Okay, imagine the meanest looking crucifix you’ve even seen, made out of computer parts that look like they’re from about three hundred years in the future. But imagine that, instead of laying against the vertical bar of the cross, the person who’s crucified is actually jacked into it by a number of … I guess the proper term would be “penetrating plugs.” Into the back and into the …

You get the picture.

There are four more penetrating plugs on the arms, and all manner of hooks and restraint chains. Hooks that sunk into skin. Chains that went under muscle and wrapped around bones.

This is one sick fuck machine.

“Schultz,” a cold, gravelly voice says from behind me. “You got any idea what the fuck that thing is?”

I turn, and even though I knew the voice, the Punisher’s ice-blue eyes still give me a little chill of surprise. Aleksei drops into a three-point stance, and I immediately throw a hand up in front of him before he charges. Aleksei stops, and grunts in frustration.

“Sorry, Herman. I forgot he’s our friend now.”

Friend. Right.

Rhino Versus The Punisher might seem like an easy one to call, but I guarantee you that Rhino would be dead in seconds. There’s a reason guys like him and me are the lowest of the low on the villain totem pole.

The Punisher smiles a skeleton’s smile, and steps ahead of us, running his white-gloved hand along the side of the … device.

“Looks like a fun little toy for Saturday nights, yeah?”

“I don’t know,” I say quietly. “But I’m guessing it’s nothing pleasant. That up there looks like some kind of energy converter, but all of these dangly things are intravenous tubes, and they’re hooked up to that in-out sixty-one, which would mean they were just … just vacuuming out bodily fluids. And that thing on the pylon, that almost looks like … Shit, I don’t know, a marionette rig.”

“Marionette …” the Punisher says slowly. “Like a puppet?”

“No, more like a wire rig. Like they used to work animatronic monsters in Eighties movies. Those tensile cords —”

“The ones with blood on them,” Punisher adds.

“Yeah. Those usually ran throughout a puppet’s body, and then they’d manipulate it using a control panel, tensing and loosening the wires.”

There’s a pause as the implications of this sink in.

“You’re saying …” Aleksei says quietly. “The guy on this thing had wires in him? Like inside him?”

“Yeah,” I say quietly. “And they’d move him around on this pylon here —”

“Which was inserted into his spinal column and anus,” Punisher says helpfully.

“Right,” I say, glancing at Aleksei, who shudders.

“This is scary, Herman.”

“I know, Aleksei. We’re dealing with very scary people.”

Punisher notices something at the base of the device, and kneels down; it’s so small, miniscule even, half concealed by blood splatters, that I would’ve never noticed it.

“Huh,” says the Punisher, and beckons me to kneel beside him.

There, inscribed at the base, is the following:


I read it out loud.

“CSA,” Punisher says, annunciating each letter. “Now what the hell is that?”

I shrug, but then Aleksei speaks up.

“I know what that is,” he says, almost monotone. “It’s the Commission for Superhuman Activities.”

“The what?” I say, baffled.

“The Commission for Superhuman Activities. General Haywerth is on it. He was there when they put the suit on me.”

“Haywerth,” Punisher whispers. “I know that name. He’s part of the Trust.”

“The what?” I say again, feeling quite stupid right about now.

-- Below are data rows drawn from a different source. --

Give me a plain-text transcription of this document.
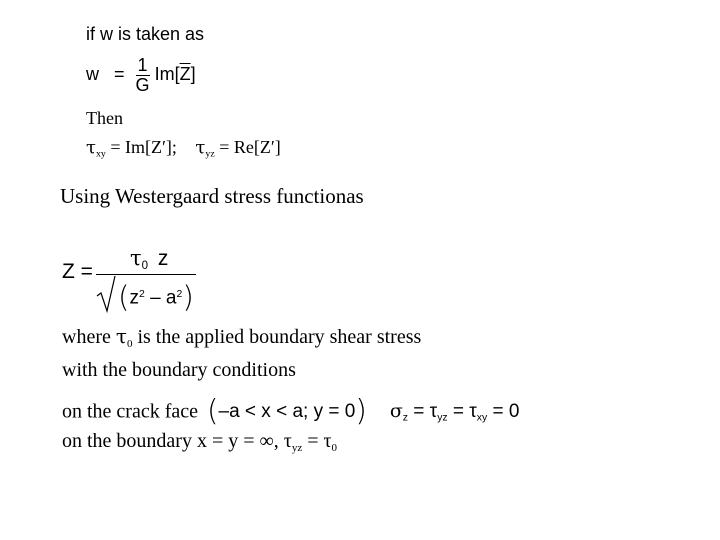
if w is taken as
$w = \frac{1}{G} Im[\overline{Z}]$
Then
$\tau_{xy} = Im[Z']$; $\tau_{yz} = Re[Z']$
Using Westergaard stress functionas
Z =
$\tau_0$ z
$(z^2 - a^2)$
where $\tau_0$ is the applied boundary shear stress
with the boundary conditions
on the crack face (–a < x < a; y = 0) $\sigma_z = \tau_{yz} = \tau_{xy} = 0$
on the boundary x = y = ∞, $\tau_{yz} = \tau_0$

“The Trust.” Punisher stands up. “The organization that first had me freed from Ryker’s Island. I’ve never been able to find out anything about them, no matter how hard I look, save for the fact that some top military geeks were involved. I’ve got names, but no real details: General Slinkard, Colonel Harrison, General Haywerth, General Ross —”

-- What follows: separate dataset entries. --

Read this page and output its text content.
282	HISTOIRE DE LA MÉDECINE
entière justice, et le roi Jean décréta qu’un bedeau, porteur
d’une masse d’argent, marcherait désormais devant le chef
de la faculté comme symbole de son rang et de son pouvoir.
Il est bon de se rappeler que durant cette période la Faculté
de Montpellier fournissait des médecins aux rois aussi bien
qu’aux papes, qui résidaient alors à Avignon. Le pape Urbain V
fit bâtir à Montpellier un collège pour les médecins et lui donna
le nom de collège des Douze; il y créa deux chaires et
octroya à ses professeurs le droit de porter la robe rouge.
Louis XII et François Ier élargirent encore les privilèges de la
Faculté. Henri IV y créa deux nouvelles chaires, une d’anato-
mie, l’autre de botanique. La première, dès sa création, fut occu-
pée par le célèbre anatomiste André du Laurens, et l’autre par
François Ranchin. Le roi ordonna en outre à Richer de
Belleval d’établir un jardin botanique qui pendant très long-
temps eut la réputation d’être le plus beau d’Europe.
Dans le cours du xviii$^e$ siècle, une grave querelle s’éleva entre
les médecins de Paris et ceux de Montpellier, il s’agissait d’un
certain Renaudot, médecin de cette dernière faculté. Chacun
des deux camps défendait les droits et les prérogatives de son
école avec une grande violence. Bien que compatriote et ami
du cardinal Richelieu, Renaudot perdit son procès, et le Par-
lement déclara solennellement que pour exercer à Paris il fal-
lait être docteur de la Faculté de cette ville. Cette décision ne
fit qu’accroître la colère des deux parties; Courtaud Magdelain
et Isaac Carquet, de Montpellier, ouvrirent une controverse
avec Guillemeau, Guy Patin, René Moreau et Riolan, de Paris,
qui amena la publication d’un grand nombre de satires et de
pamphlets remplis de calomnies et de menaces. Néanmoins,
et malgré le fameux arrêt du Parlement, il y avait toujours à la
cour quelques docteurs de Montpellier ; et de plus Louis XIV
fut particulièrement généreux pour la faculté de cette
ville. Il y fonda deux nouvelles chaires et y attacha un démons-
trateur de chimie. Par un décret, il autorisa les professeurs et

I do the unthinkable. I interrupt the Punisher.

“Hold up. General Ross? Like ‘Thunderbolt’ Ross?”

Punisher lights a cigarette.

“Yeah,” he growls.

“Yeah, that’s them,” Aleksei says. “Them’s the guys who put the suit on me.”

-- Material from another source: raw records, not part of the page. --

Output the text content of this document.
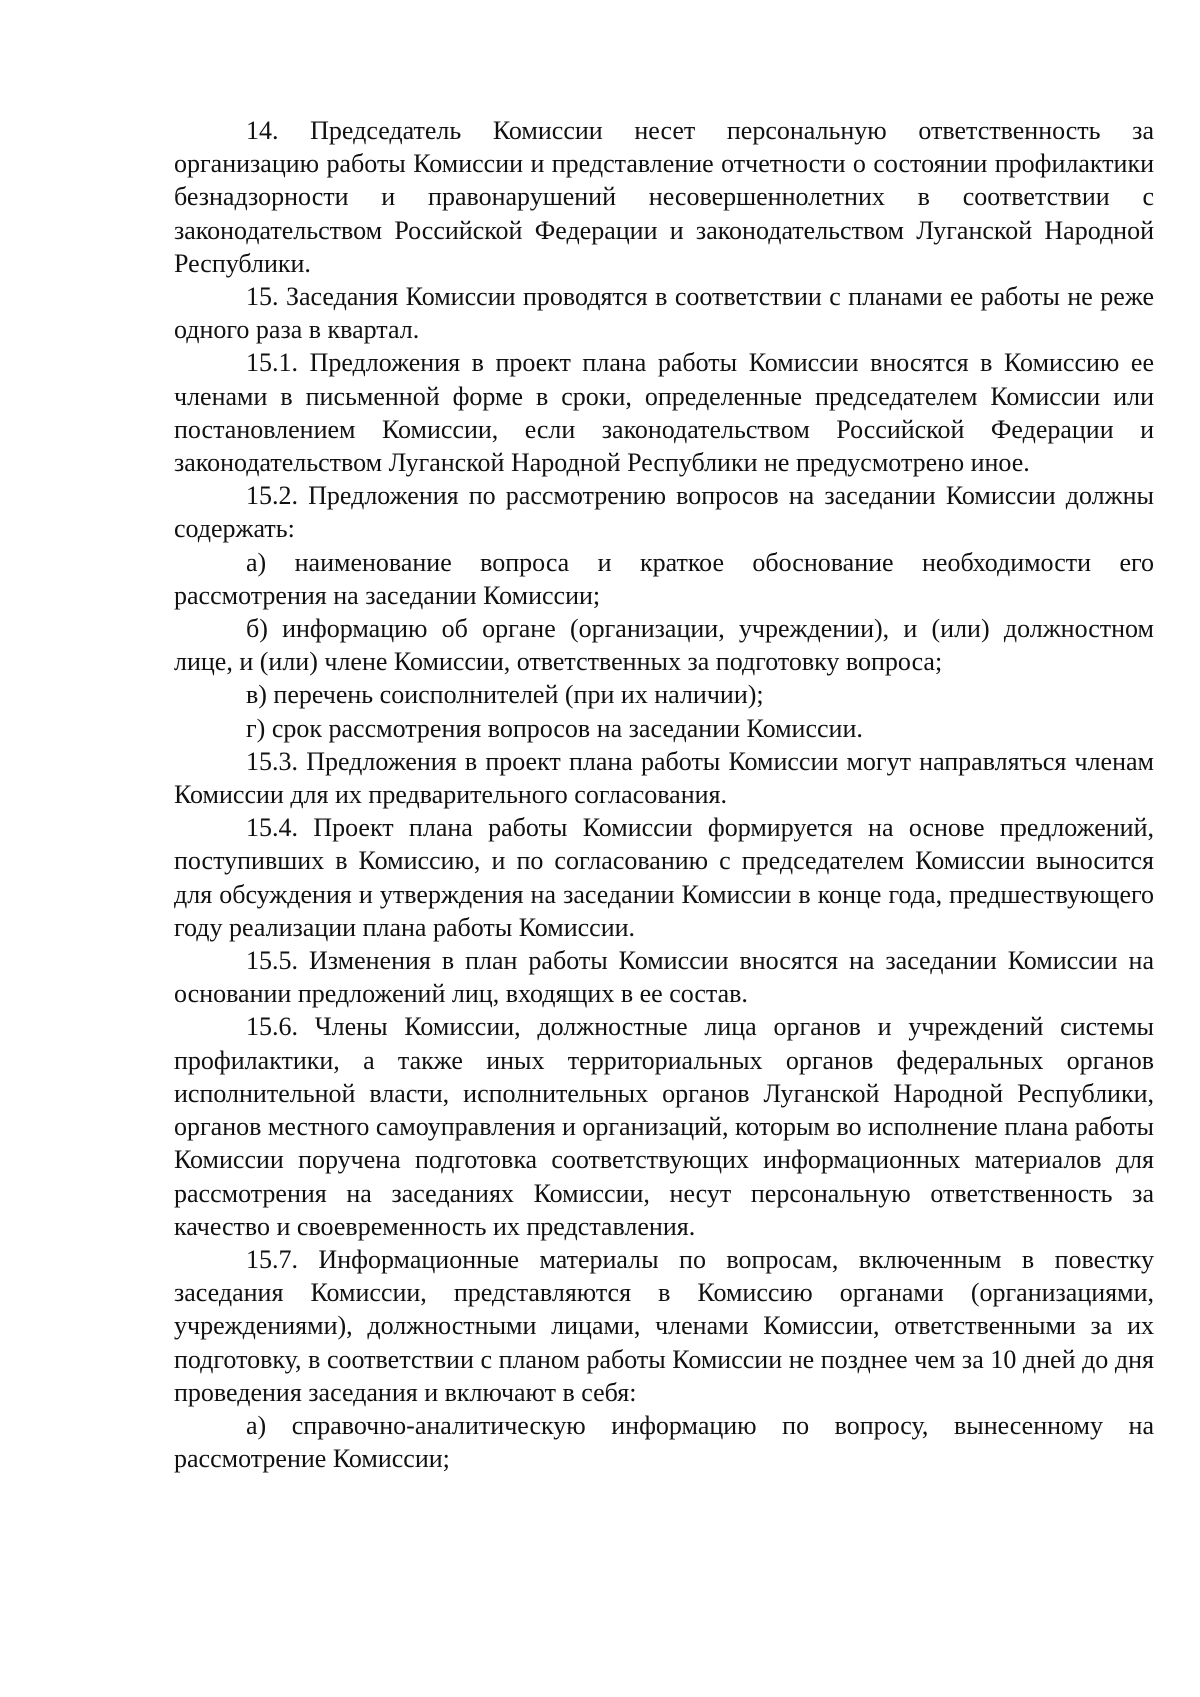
14. Председатель Комиссии несет персональную ответственность за организацию работы Комиссии и представление отчетности о состоянии профилактики безнадзорности и правонарушений несовершеннолетних в соответствии с законодательством Российской Федерации и законодательством Луганской Народной Республики.

15. Заседания Комиссии проводятся в соответствии с планами ее работы не реже одного раза в квартал.

15.1. Предложения в проект плана работы Комиссии вносятся в Комиссию ее членами в письменной форме в сроки, определенные председателем Комиссии или постановлением Комиссии, если законодательством Российской Федерации и законодательством Луганской Народной Республики не предусмотрено иное.

15.2. Предложения по рассмотрению вопросов на заседании Комиссии должны содержать:

а) наименование вопроса и краткое обоснование необходимости его рассмотрения на заседании Комиссии;

б) информацию об органе (организации, учреждении), и (или) должностном лице, и (или) члене Комиссии, ответственных за подготовку вопроса;

в) перечень соисполнителей (при их наличии);

г) срок рассмотрения вопросов на заседании Комиссии.

15.3. Предложения в проект плана работы Комиссии могут направляться членам Комиссии для их предварительного согласования.

15.4. Проект плана работы Комиссии формируется на основе предложений, поступивших в Комиссию, и по согласованию с председателем Комиссии выносится для обсуждения и утверждения на заседании Комиссии в конце года, предшествующего году реализации плана работы Комиссии.

15.5. Изменения в план работы Комиссии вносятся на заседании Комиссии на основании предложений лиц, входящих в ее состав.

15.6. Члены Комиссии, должностные лица органов и учреждений системы профилактики, а также иных территориальных органов федеральных органов исполнительной власти, исполнительных органов Луганской Народной Республики, органов местного самоуправления и организаций, которым во исполнение плана работы Комиссии поручена подготовка соответствующих информационных материалов для рассмотрения на заседаниях Комиссии, несут персональную ответственность за качество и своевременность их представления.

15.7. Информационные материалы по вопросам, включенным в повестку заседания Комиссии, представляются в Комиссию органами (организациями, учреждениями), должностными лицами, членами Комиссии, ответственными за их подготовку, в соответствии с планом работы Комиссии не позднее чем за 10 дней до дня проведения заседания и включают в себя:

а) справочно-аналитическую информацию по вопросу, вынесенному на рассмотрение Комиссии;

He’s got this odd, hollow tone; his eyes are blank, too.

“Wait, wait …” I say, throwing up my hands. “I thought the KGB put the suit on you?”

“They did,” Aleksei says, and then pauses. “I mean, I think they did.” Another pause. “My head hurts.”

I look to the Punisher, who stays quiet, looking evenly back at me.

“Schultz …” he says, and touches his temple. “This is getting very interesting.”